After a few minutes of silence he surprises me "It's alright if they call you mom or mommy".

I was damn surprised that I flick my gaze to him to engage his feelings, was he saying it for my sake or did he really mean it? Was it even real or did I imagine it out of hope and desperation?

"Yeah?" I ask with a hopeful smile. He has no idea how much this means to me. The world and all it entails.

"Yeah" He admits more surely this time.

"Are you sure?" I ask after a few seconds, just to make sure I was hearing right and my mind wasn't playing tricks on me by any evil means.

"Yes. They can call you mom, it'll do them more good than harm. But only if you're ok with it of course" He says and I squeal on the bed excitedly.

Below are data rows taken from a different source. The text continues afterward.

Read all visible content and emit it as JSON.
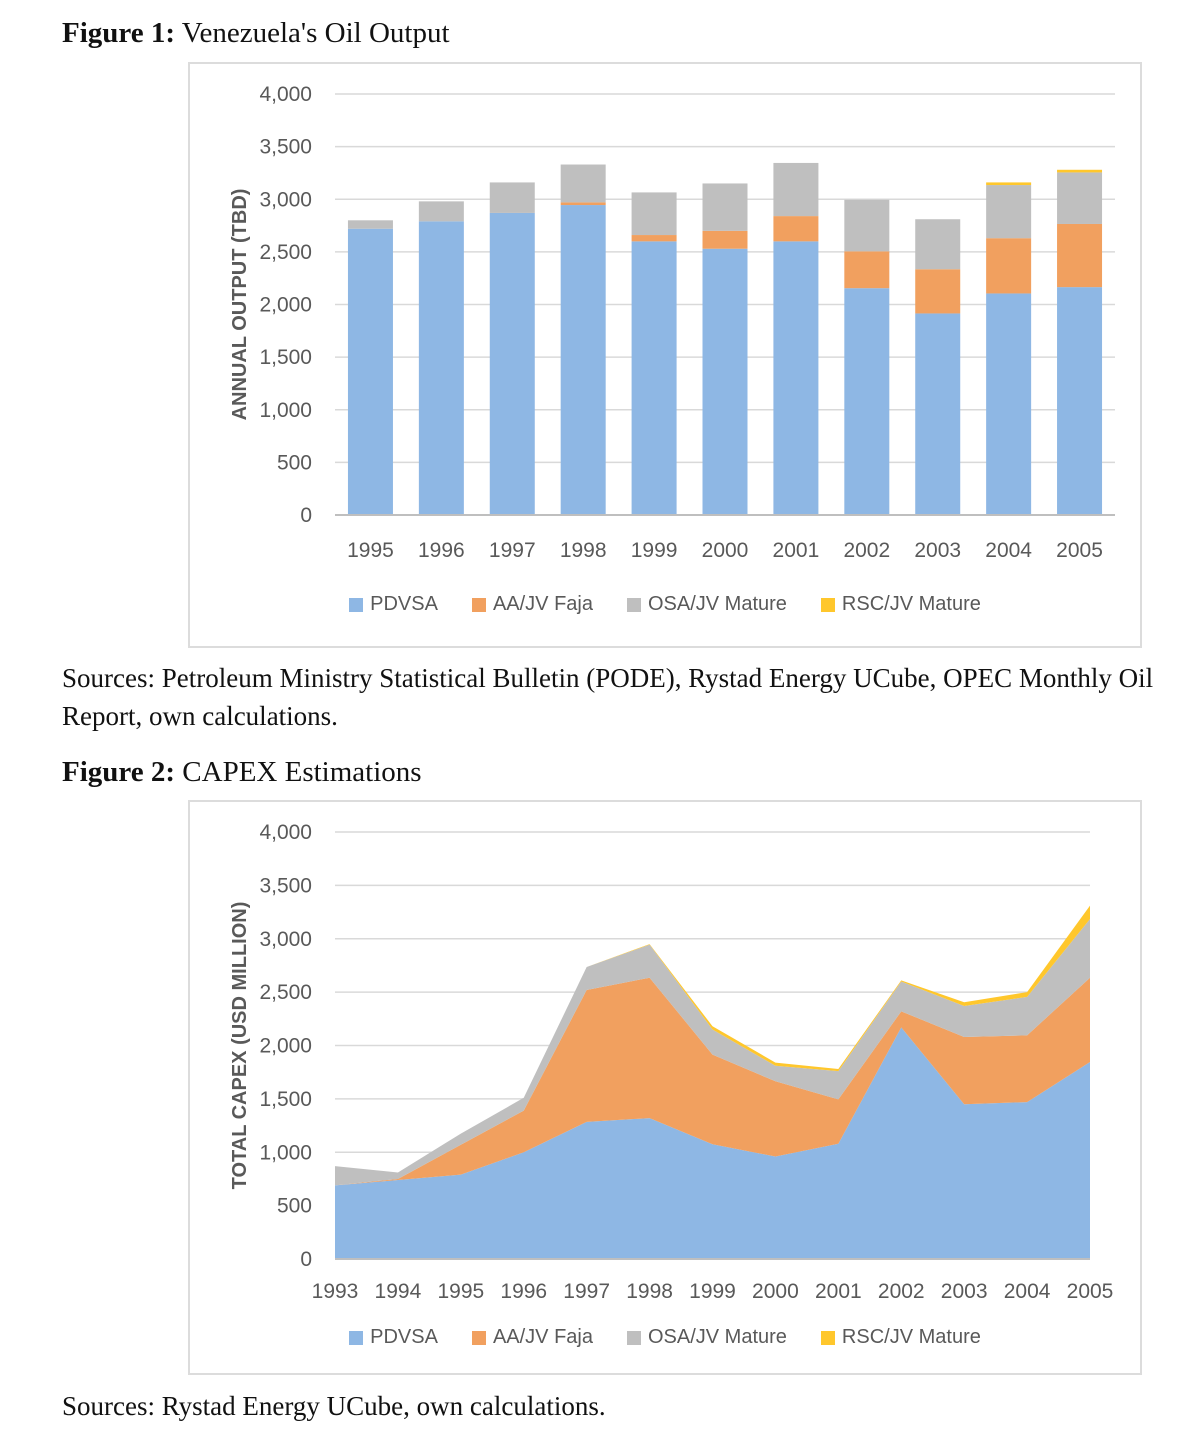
{
  "page": {
    "figure1": {
      "title_label": "Figure 1:",
      "title": " Venezuela's Oil Output",
      "sources": "Sources: Petroleum Ministry Statistical Bulletin (PODE), Rystad Energy UCube, OPEC Monthly Oil Report, own calculations."
    },
    "figure2": {
      "title_label": "Figure 2:",
      "title": " CAPEX Estimations",
      "sources": "Sources: Rystad Energy UCube, own calculations."
    }
  },
  "colors": {
    "pdvsa_blue": "#8EB7E4",
    "aajv_orange": "#F1A05F",
    "osajv_gray": "#BFBFBF",
    "rscjv_yellow": "#FFC72C",
    "gridline": "#D9D9D9",
    "axis_line": "#BFBFBF",
    "chart_text": "#595959"
  },
  "chart_data": [
    {
      "type": "bar",
      "stacked": true,
      "title": "Figure 1: Venezuela's Oil Output",
      "xlabel": "",
      "ylabel": "ANNUAL OUTPUT (TBD)",
      "ylim": [
        0,
        4000
      ],
      "ytick_step": 500,
      "grid": true,
      "legend_position": "bottom",
      "categories": [
        "1995",
        "1996",
        "1997",
        "1998",
        "1999",
        "2000",
        "2001",
        "2002",
        "2003",
        "2004",
        "2005"
      ],
      "series": [
        {
          "name": "PDVSA",
          "color": "#8EB7E4",
          "values": [
            2720,
            2790,
            2870,
            2945,
            2600,
            2530,
            2600,
            2155,
            1915,
            2105,
            2165
          ]
        },
        {
          "name": "AA/JV Faja",
          "color": "#F1A05F",
          "values": [
            0,
            0,
            0,
            25,
            60,
            170,
            240,
            350,
            420,
            525,
            600
          ]
        },
        {
          "name": "OSA/JV Mature",
          "color": "#BFBFBF",
          "values": [
            80,
            190,
            290,
            360,
            405,
            450,
            505,
            490,
            475,
            505,
            490
          ]
        },
        {
          "name": "RSC/JV Mature",
          "color": "#FFC72C",
          "values": [
            0,
            0,
            0,
            0,
            0,
            0,
            0,
            0,
            0,
            25,
            25
          ]
        }
      ]
    },
    {
      "type": "area",
      "stacked": true,
      "title": "Figure 2: CAPEX Estimations",
      "xlabel": "",
      "ylabel": "TOTAL CAPEX (USD MILLION)",
      "ylim": [
        0,
        4000
      ],
      "ytick_step": 500,
      "grid": true,
      "legend_position": "bottom",
      "categories": [
        "1993",
        "1994",
        "1995",
        "1996",
        "1997",
        "1998",
        "1999",
        "2000",
        "2001",
        "2002",
        "2003",
        "2004",
        "2005"
      ],
      "series": [
        {
          "name": "PDVSA",
          "color": "#8EB7E4",
          "values": [
            690,
            740,
            790,
            1000,
            1285,
            1320,
            1075,
            960,
            1080,
            2170,
            1450,
            1470,
            1845
          ]
        },
        {
          "name": "AA/JV Faja",
          "color": "#F1A05F",
          "values": [
            0,
            10,
            280,
            390,
            1235,
            1315,
            840,
            705,
            415,
            150,
            630,
            625,
            790
          ]
        },
        {
          "name": "OSA/JV Mature",
          "color": "#BFBFBF",
          "values": [
            180,
            60,
            105,
            120,
            215,
            310,
            235,
            145,
            265,
            280,
            290,
            360,
            550
          ]
        },
        {
          "name": "RSC/JV Mature",
          "color": "#FFC72C",
          "values": [
            0,
            0,
            0,
            0,
            0,
            5,
            30,
            30,
            20,
            10,
            35,
            45,
            125
          ]
        }
      ]
    }
  ]
}
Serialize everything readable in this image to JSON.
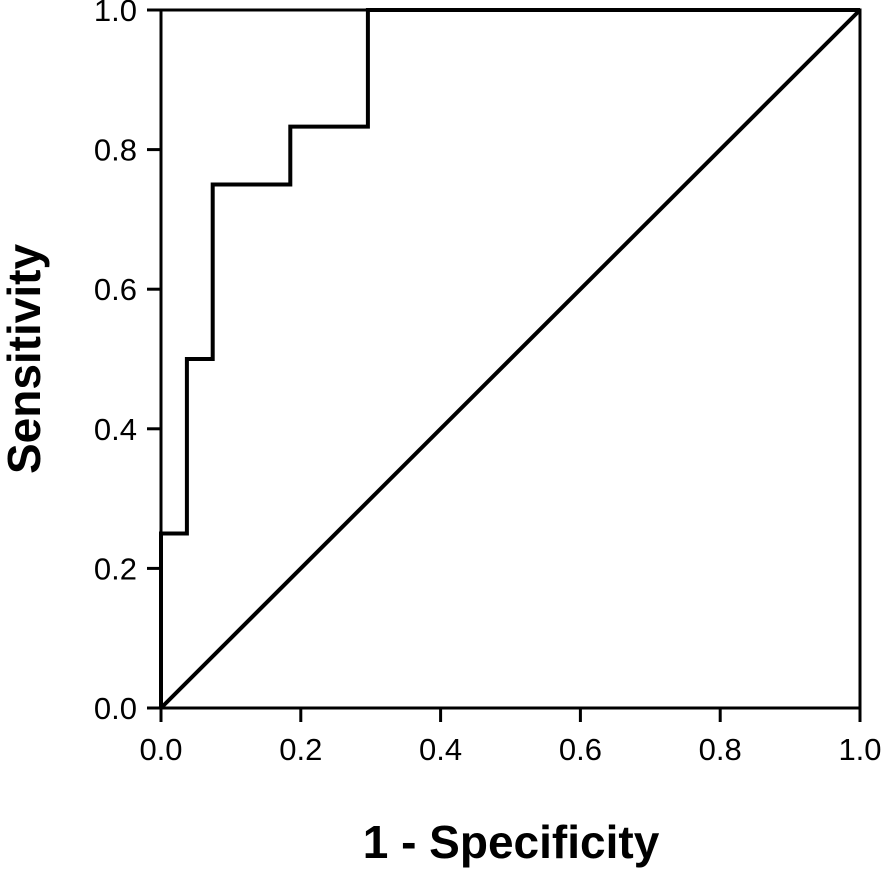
{
  "chart_data": {
    "type": "line",
    "title": "",
    "xlabel": "1 - Specificity",
    "ylabel": "Sensitivity",
    "xlim": [
      0,
      1
    ],
    "ylim": [
      0,
      1
    ],
    "xticks": [
      0.0,
      0.2,
      0.4,
      0.6,
      0.8,
      1.0
    ],
    "yticks": [
      0.0,
      0.2,
      0.4,
      0.6,
      0.8,
      1.0
    ],
    "xtick_labels": [
      "0.0",
      "0.2",
      "0.4",
      "0.6",
      "0.8",
      "1.0"
    ],
    "ytick_labels": [
      "0.0",
      "0.2",
      "0.4",
      "0.6",
      "0.8",
      "1.0"
    ],
    "grid": false,
    "legend": "none",
    "series": [
      {
        "x": [
          0,
          0,
          0.037,
          0.037,
          0.074,
          0.074,
          0.185,
          0.185,
          0.296,
          0.296,
          1.0
        ],
        "y": [
          0,
          0.25,
          0.25,
          0.5,
          0.5,
          0.75,
          0.75,
          0.833,
          0.833,
          1.0,
          1.0
        ],
        "step": true,
        "color": "#000000"
      },
      {
        "x": [
          0,
          1
        ],
        "y": [
          0,
          1
        ],
        "color": "#000000"
      }
    ]
  }
}
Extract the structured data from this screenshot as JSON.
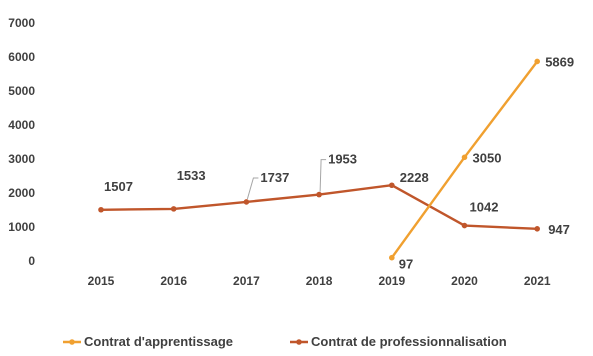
{
  "chart_data": {
    "type": "line",
    "title": "",
    "xlabel": "",
    "ylabel": "",
    "x": [
      "2015",
      "2016",
      "2017",
      "2018",
      "2019",
      "2020",
      "2021"
    ],
    "yticks": [
      "0",
      "1000",
      "2000",
      "3000",
      "4000",
      "5000",
      "6000",
      "7000"
    ],
    "ylim": [
      0,
      7000
    ],
    "grid": false,
    "legend_position": "bottom",
    "series": [
      {
        "name": "Contrat d'apprentissage",
        "color": "#F0A030",
        "x": [
          "2019",
          "2020",
          "2021"
        ],
        "values": [
          97,
          3050,
          5869
        ],
        "labels": [
          "97",
          "3050",
          "5869"
        ]
      },
      {
        "name": "Contrat de professionnalisation",
        "color": "#C0562B",
        "x": [
          "2015",
          "2016",
          "2017",
          "2018",
          "2019",
          "2020",
          "2021"
        ],
        "values": [
          1507,
          1533,
          1737,
          1953,
          2228,
          1042,
          947
        ],
        "labels": [
          "1507",
          "1533",
          "1737",
          "1953",
          "2228",
          "1042",
          "947"
        ]
      }
    ]
  }
}
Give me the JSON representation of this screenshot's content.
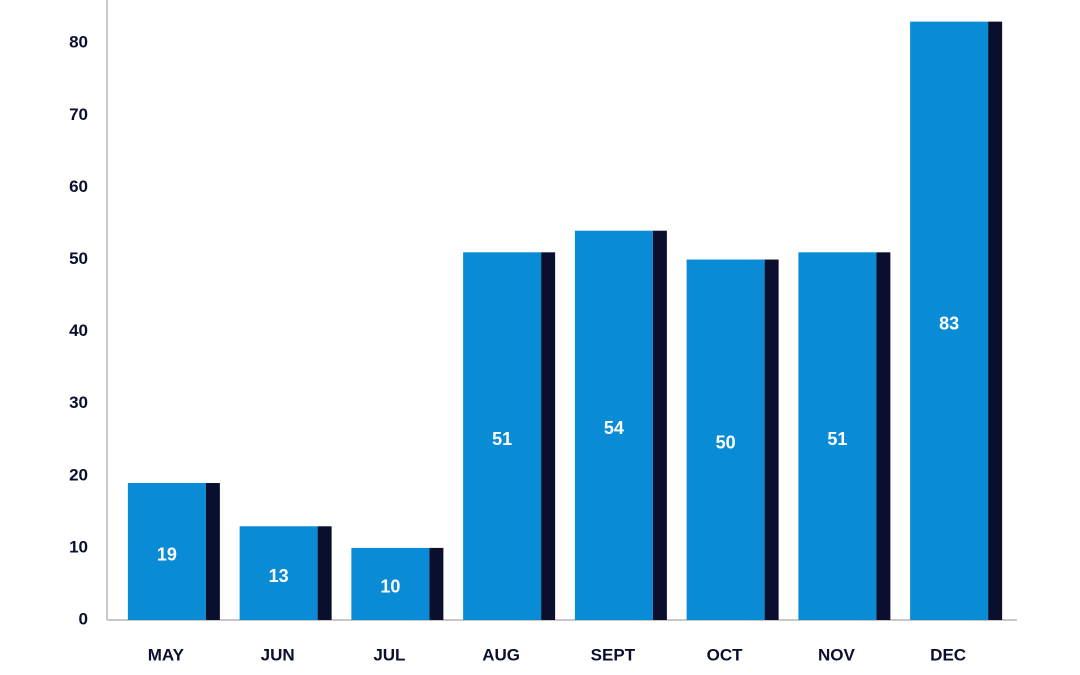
{
  "chart_data": {
    "type": "bar",
    "categories": [
      "MAY",
      "JUN",
      "JUL",
      "AUG",
      "SEPT",
      "OCT",
      "NOV",
      "DEC"
    ],
    "values": [
      19,
      13,
      10,
      51,
      54,
      50,
      51,
      83
    ],
    "color": "#0a8bd6",
    "ylim": [
      0,
      86
    ],
    "yticks": [
      0,
      10,
      20,
      30,
      40,
      50,
      60,
      70,
      80
    ],
    "grid": false
  }
}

He chuckles and my heart skips a beat. I squeal again and launch into his arms "Thank you, I promise I won't disappoint!" I sputter excitedly and it when I leaned back it took me a second to realize how close we'd shifted. I basically threw myself at him!

We were so close, that our lips were millimeters away. We stared into each other deeply for a few moments. His gaze dropped to my lips and I see him visibly gulp.

I knew he wasn't fully ready for our first kiss and so I did the one thing I could in order to prevent him from kissing me and ruining it for us. I wanted him to be completely and fully ready. I didn't want him to kiss me just because, or in order to fill a void, or out of confusion and uncertainty. I wanted him to do it because he means it, because he wants me.

I kissed his cheek and whispered a quick 'thanks, good night' seeing his expression froze for a moment and before I could harbor a reaction out of him, I laid down onto my side in order to sleep, or dare I say dream of him, us.